LONDON, United Kingdom — Most climate and sustainability data reported by some of the world’s largest companies suffer from a credibility gap, a new report found, largely because companies fail to have the information verified.

A U.K.-based consulting firm surveyed FTSE 350 companies on their disclosure practices, discovering just 75 companies on the index publish some kind of assurance to show the information had been verified. Of these, 62 were based on a recognized assurance standard and performed by a third party, the study found.

Investors clamored for a way to compare the credibility of the vast array of non-financial reports published by companies in their portfolios, particularly for greenhouse gas emissions, prompting the U.K.’s Department for Environment, Food and Rural Affairs (DEFRA), and a group of corporations including Barclays, BP, BAT, CII, SAP and BPR Group, to sponsor the research. Most companies don’t have their greenhouse gas emissions inventories verified: Just 38 did, while seven discussed carbon-reporting criteria and two statements clearly followed a standard.

A widespread problem facing the industry is the lack of standardization of assurance models, creating confusion for investors as to which hold more credibility: stakeholder panels, internal audit statements, celebrity endorsements or independent third-parties.

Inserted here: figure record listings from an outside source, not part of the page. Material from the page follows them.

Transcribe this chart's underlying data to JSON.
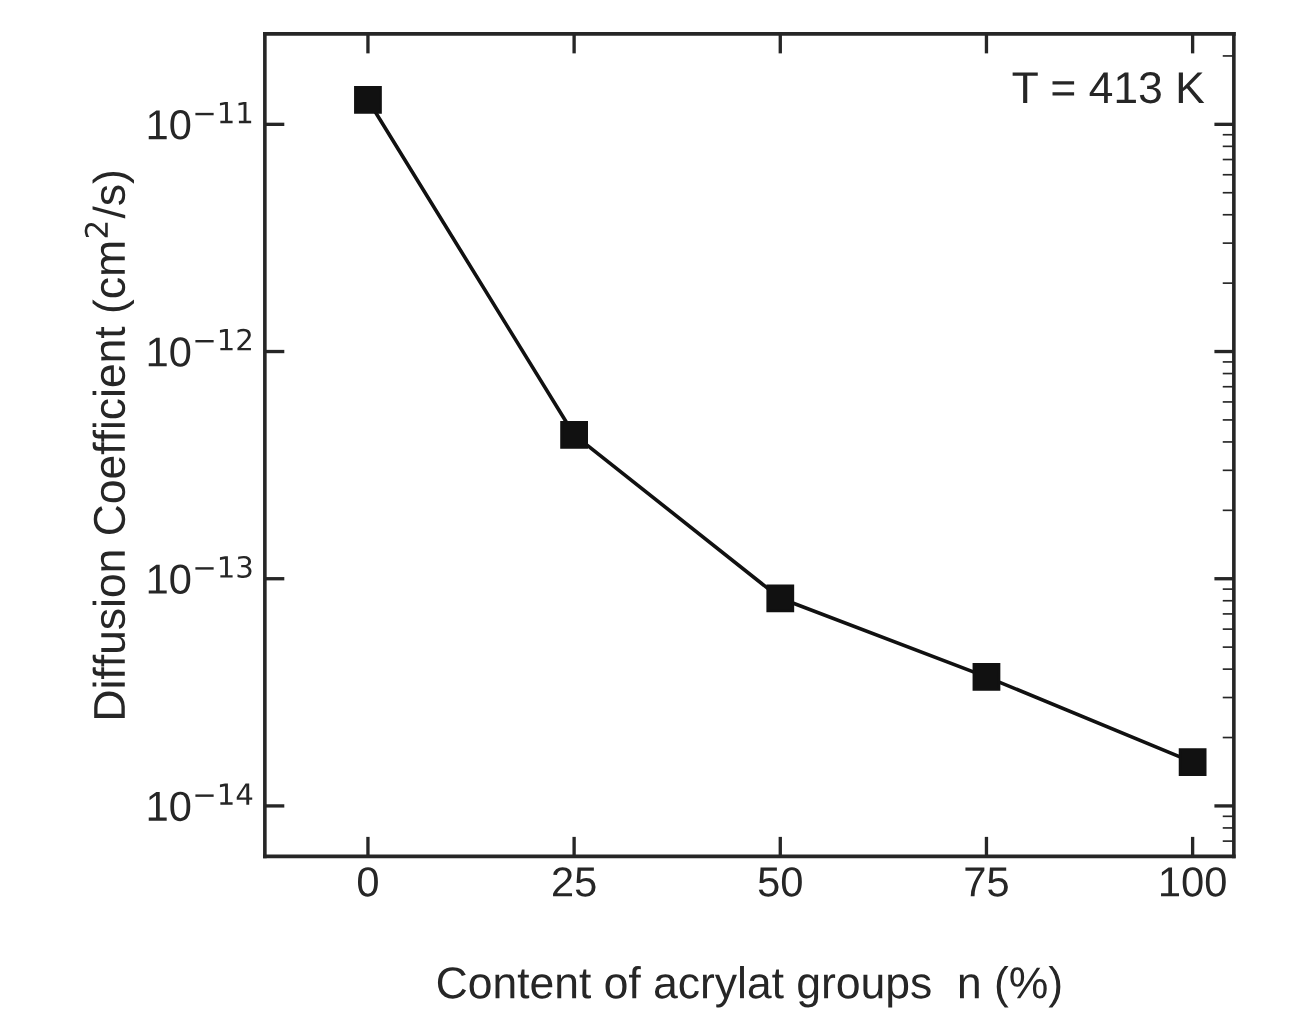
{
  "chart_data": {
    "type": "line",
    "xlabel": "Content of acrylat groups  n (%)",
    "ylabel": "Diffusion Coefficient (cm$^{2}$/s)",
    "x": [
      0,
      25,
      50,
      75,
      100
    ],
    "series": [
      {
        "color": "#111111",
        "values": [
          1.28e-11,
          4.3e-13,
          8.2e-14,
          3.7e-14,
          1.56e-14
        ]
      }
    ],
    "log": "y",
    "xlim": [
      -12.5,
      105
    ],
    "ylim": [
      6e-15,
      2.5e-11
    ],
    "xticks": [
      0,
      25,
      50,
      75,
      100
    ],
    "yticks": [
      {
        "value": 1e-14,
        "label": "10$^{−14}$"
      },
      {
        "value": 1e-13,
        "label": "10$^{−13}$"
      },
      {
        "value": 1e-12,
        "label": "10$^{−12}$"
      },
      {
        "value": 1e-11,
        "label": "10$^{−11}$"
      }
    ],
    "marker": "square",
    "line_style": "solid",
    "grid": false,
    "legend": false,
    "annotations": [
      "T = 413 K"
    ]
  }
}
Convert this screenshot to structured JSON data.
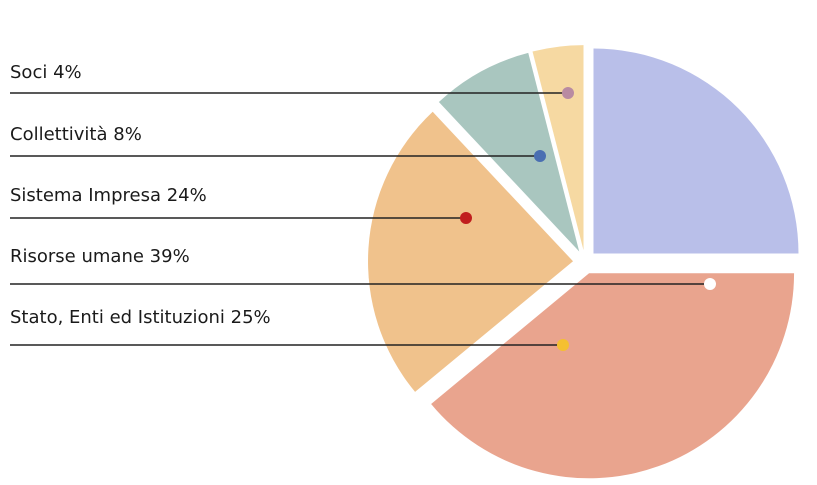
{
  "chart_data": {
    "type": "pie",
    "categories": [
      "Soci",
      "Collettività",
      "Sistema Impresa",
      "Risorse umane",
      "Stato, Enti ed Istituzioni"
    ],
    "values": [
      4,
      8,
      24,
      39,
      25
    ],
    "value_labels": [
      "4%",
      "8%",
      "24%",
      "39%",
      "25%"
    ],
    "colors": [
      "#f6d9a2",
      "#a9c6bf",
      "#f0c28c",
      "#e9a48e",
      "#b9bfe9"
    ],
    "marker_colors": [
      "#b98ba2",
      "#4a6fb2",
      "#c01e1e",
      "#ffffff",
      "#f5c030"
    ]
  }
}
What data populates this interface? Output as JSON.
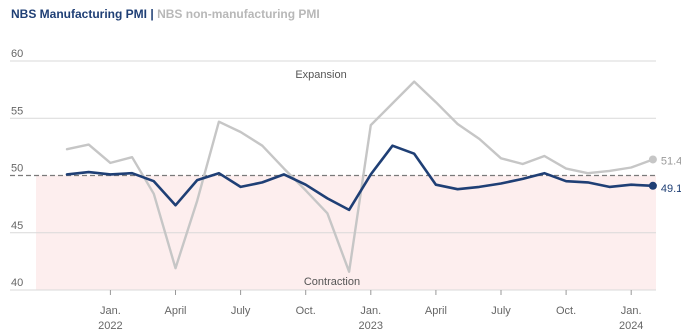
{
  "header": {
    "title_main": "NBS Manufacturing PMI",
    "title_sep": "|",
    "title_sub": "NBS non-manufacturing PMI"
  },
  "colors": {
    "manufacturing": "#1f3f75",
    "non_manufacturing": "#c6c6c6",
    "contraction_fill": "#fdeeee",
    "grid": "#d9d9d9",
    "threshold": "#7a7a7a"
  },
  "chart_data": {
    "type": "line",
    "x": [
      "2021-11",
      "2021-12",
      "2022-01",
      "2022-02",
      "2022-03",
      "2022-04",
      "2022-05",
      "2022-06",
      "2022-07",
      "2022-08",
      "2022-09",
      "2022-10",
      "2022-11",
      "2022-12",
      "2023-01",
      "2023-02",
      "2023-03",
      "2023-04",
      "2023-05",
      "2023-06",
      "2023-07",
      "2023-08",
      "2023-09",
      "2023-10",
      "2023-11",
      "2023-12",
      "2024-01",
      "2024-02"
    ],
    "series": [
      {
        "name": "NBS Manufacturing PMI",
        "values": [
          50.1,
          50.3,
          50.1,
          50.2,
          49.5,
          47.4,
          49.6,
          50.2,
          49.0,
          49.4,
          50.1,
          49.2,
          48.0,
          47.0,
          50.1,
          52.6,
          51.9,
          49.2,
          48.8,
          49.0,
          49.3,
          49.7,
          50.2,
          49.5,
          49.4,
          49.0,
          49.2,
          49.1
        ]
      },
      {
        "name": "NBS non-manufacturing PMI",
        "values": [
          52.3,
          52.7,
          51.1,
          51.6,
          48.4,
          41.9,
          47.8,
          54.7,
          53.8,
          52.6,
          50.6,
          48.7,
          46.7,
          41.6,
          54.4,
          56.3,
          58.2,
          56.4,
          54.5,
          53.2,
          51.5,
          51.0,
          51.7,
          50.6,
          50.2,
          50.4,
          50.7,
          51.4
        ]
      }
    ],
    "ylim": [
      40,
      60
    ],
    "yticks": [
      40,
      45,
      50,
      55,
      60
    ],
    "threshold": 50,
    "grid": true,
    "xtick_labels": [
      {
        "at": "2022-01",
        "line1": "Jan.",
        "line2": "2022"
      },
      {
        "at": "2022-04",
        "line1": "April",
        "line2": ""
      },
      {
        "at": "2022-07",
        "line1": "July",
        "line2": ""
      },
      {
        "at": "2022-10",
        "line1": "Oct.",
        "line2": ""
      },
      {
        "at": "2023-01",
        "line1": "Jan.",
        "line2": "2023"
      },
      {
        "at": "2023-04",
        "line1": "April",
        "line2": ""
      },
      {
        "at": "2023-07",
        "line1": "July",
        "line2": ""
      },
      {
        "at": "2023-10",
        "line1": "Oct.",
        "line2": ""
      },
      {
        "at": "2024-01",
        "line1": "Jan.",
        "line2": "2024"
      }
    ],
    "annotations": {
      "expansion": "Expansion",
      "contraction": "Contraction"
    },
    "end_labels": {
      "non_manufacturing": "51.4",
      "manufacturing": "49.1"
    }
  }
}
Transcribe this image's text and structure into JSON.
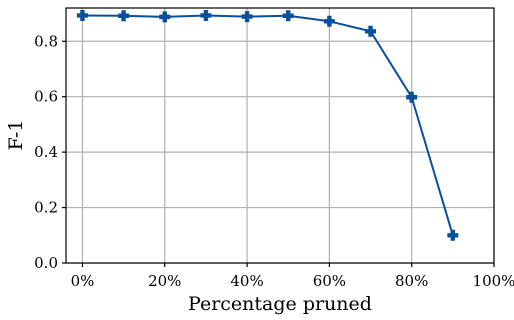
{
  "chart_data": {
    "type": "line",
    "xlabel": "Percentage pruned",
    "ylabel": "F-1",
    "xlim": [
      -4,
      100
    ],
    "ylim": [
      0,
      0.92
    ],
    "x_ticks": [
      0,
      20,
      40,
      60,
      80,
      100
    ],
    "x_tick_labels": [
      "0%",
      "20%",
      "40%",
      "60%",
      "80%",
      "100%"
    ],
    "y_ticks": [
      0,
      0.2,
      0.4,
      0.6,
      0.8
    ],
    "y_tick_labels": [
      "0.0",
      "0.2",
      "0.4",
      "0.6",
      "0.8"
    ],
    "grid": true,
    "series": [
      {
        "marker": "plus-filled",
        "color": "#0b4f9c",
        "x": [
          0,
          10,
          20,
          30,
          40,
          50,
          60,
          70,
          80,
          90
        ],
        "y": [
          0.893,
          0.892,
          0.888,
          0.893,
          0.889,
          0.892,
          0.872,
          0.836,
          0.598,
          0.1
        ]
      }
    ]
  }
}
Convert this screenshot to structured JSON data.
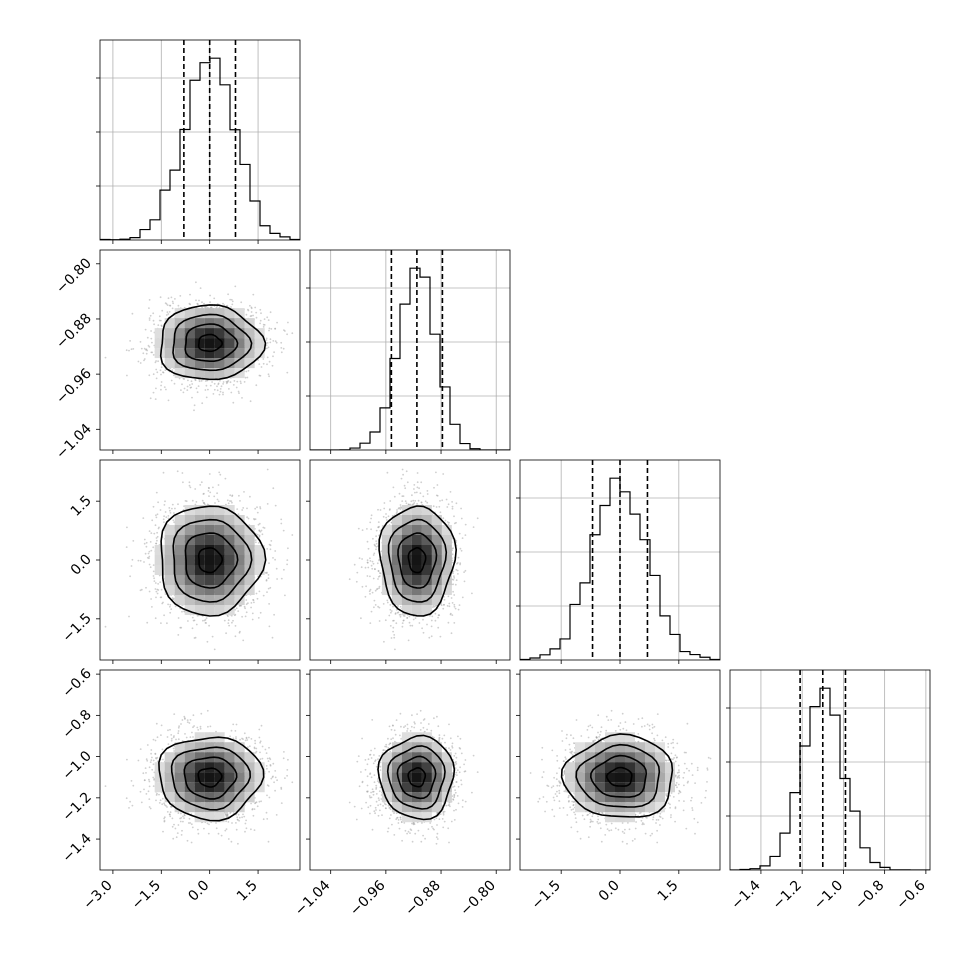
{
  "chart_data": {
    "type": "corner",
    "parameters": [
      {
        "index": 0,
        "range": [
          -3.4,
          2.8
        ],
        "ticks": [
          -3.0,
          -1.5,
          0.0,
          1.5
        ],
        "tick_labels": [
          "−3.0",
          "−1.5",
          "0.0",
          "1.5"
        ],
        "mean": 0.0,
        "sd": 0.8,
        "quantiles": [
          -0.8,
          0.0,
          0.8
        ]
      },
      {
        "index": 1,
        "range": [
          -1.07,
          -0.78
        ],
        "ticks": [
          -1.04,
          -0.96,
          -0.88,
          -0.8
        ],
        "tick_labels": [
          "−1.04",
          "−0.96",
          "−0.88",
          "−0.80"
        ],
        "mean": -0.915,
        "sd": 0.027,
        "quantiles": [
          -0.952,
          -0.915,
          -0.878
        ]
      },
      {
        "index": 2,
        "range": [
          -2.55,
          2.55
        ],
        "ticks": [
          -1.5,
          0.0,
          1.5
        ],
        "tick_labels": [
          "−1.5",
          "0.0",
          "1.5"
        ],
        "mean": 0.0,
        "sd": 0.7,
        "quantiles": [
          -0.7,
          0.0,
          0.7
        ]
      },
      {
        "index": 3,
        "range": [
          -1.55,
          -0.58
        ],
        "ticks": [
          -1.4,
          -1.2,
          -1.0,
          -0.8,
          -0.6
        ],
        "tick_labels": [
          "−1.4",
          "−1.2",
          "−1.0",
          "−0.8",
          "−0.6"
        ],
        "mean": -1.1,
        "sd": 0.1,
        "quantiles": [
          -1.21,
          -1.1,
          -0.99
        ]
      }
    ],
    "histogram_bins": 20,
    "grid": true,
    "quantile_line_style": "dashed",
    "contour_levels": 4,
    "scatter_color": "#a0a0a0",
    "hist_color": "#000000",
    "density_colormap": [
      "#ffffff",
      "#000000"
    ]
  }
}
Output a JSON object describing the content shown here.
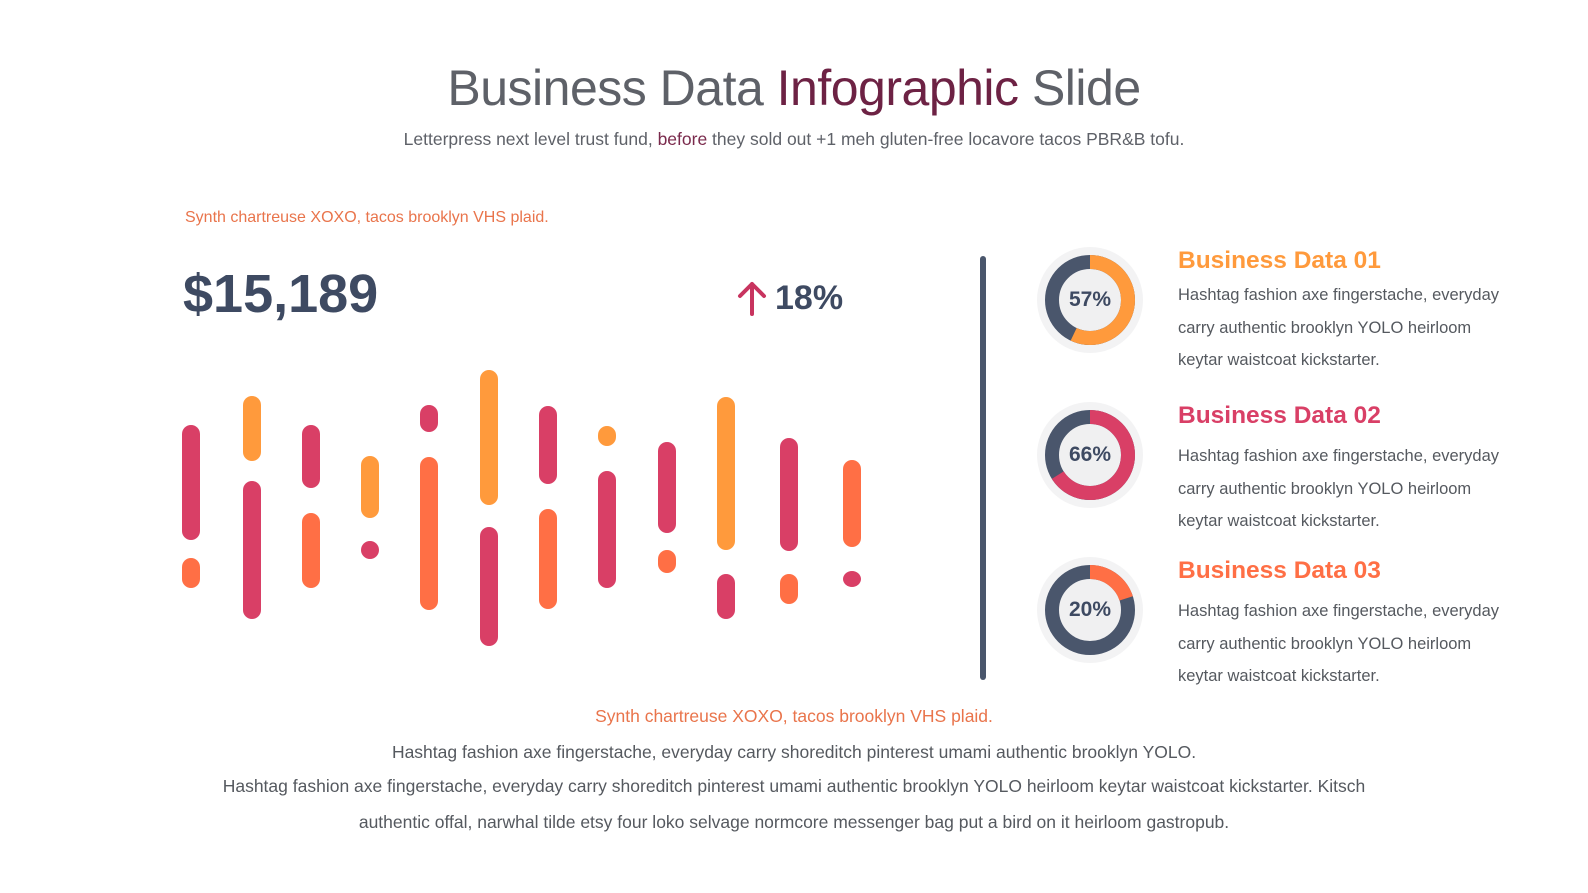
{
  "title": {
    "part1": "Business Data ",
    "accent": "Infographic",
    "part2": " Slide"
  },
  "subtitle": {
    "part1": "Letterpress next level trust fund, ",
    "accent": "before",
    "part2": " they sold out +1 meh gluten-free locavore tacos PBR&B tofu."
  },
  "tagline_top": "Synth chartreuse XOXO, tacos brooklyn VHS plaid.",
  "big_value": "$15,189",
  "growth": {
    "value": "18%",
    "arrow_icon": "arrow-up-icon",
    "arrow_color": "#c8345f"
  },
  "colors": {
    "pink": "#d93f66",
    "orange": "#ff9a3c",
    "coral": "#ff6f45",
    "navy": "#4a566c",
    "dark_text": "#3e4a62"
  },
  "donuts": [
    {
      "percent": 57,
      "label": "57%",
      "title": "Business Data 01",
      "color": "#ff9a3c",
      "text": "Hashtag fashion axe fingerstache, everyday carry authentic brooklyn YOLO heirloom keytar waistcoat kickstarter."
    },
    {
      "percent": 66,
      "label": "66%",
      "title": "Business Data 02",
      "color": "#d93f66",
      "text": "Hashtag fashion axe fingerstache, everyday carry authentic brooklyn YOLO heirloom keytar waistcoat kickstarter."
    },
    {
      "percent": 20,
      "label": "20%",
      "title": "Business Data 03",
      "color": "#ff6f45",
      "text": "Hashtag fashion axe fingerstache, everyday carry authentic brooklyn YOLO heirloom keytar waistcoat kickstarter."
    }
  ],
  "tagline_bottom": "Synth chartreuse XOXO, tacos brooklyn VHS plaid.",
  "footer": {
    "line1": "Hashtag fashion axe fingerstache, everyday carry shoreditch pinterest umami authentic brooklyn YOLO.",
    "line2": "Hashtag fashion axe fingerstache, everyday carry shoreditch pinterest umami authentic brooklyn YOLO heirloom keytar waistcoat kickstarter. Kitsch",
    "line3": "authentic offal, narwhal tilde etsy four loko selvage normcore messenger bag put a bird on it heirloom gastropub."
  }
}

“As Britain moves toward its goal of reducing carbon emissions by 80 percent by 2050, we need credible sustainability and carbon data,” Ben Murray, managing director of Carbon Smart, the parent company of Smart Sustainability, the initiative that conducted the study, said in a statment. “Currently we don’t have that.”

The findings echo similar results published in’s State of Green Business 2010, which examined the disclosure practices of Standard and Poor’s 500 index. Just 7.6 percent of S&P 500 reporters sought third-party verification of their environmental data, compared to the global average of 23 percent and European rate of 30 percent.

The Carbon Disclosure Project will launch a framework with the recommended components of a robust assurance and verification process, in addition to a partnership program with verification professionals to help accelerate the practice, according to Nigel Topping, its chief development officer.

“Confidence in emissions and other climate change data is increasingly important as the issues around climate change become more and more relevant to businesses and investors,” Topping said in a statement last week.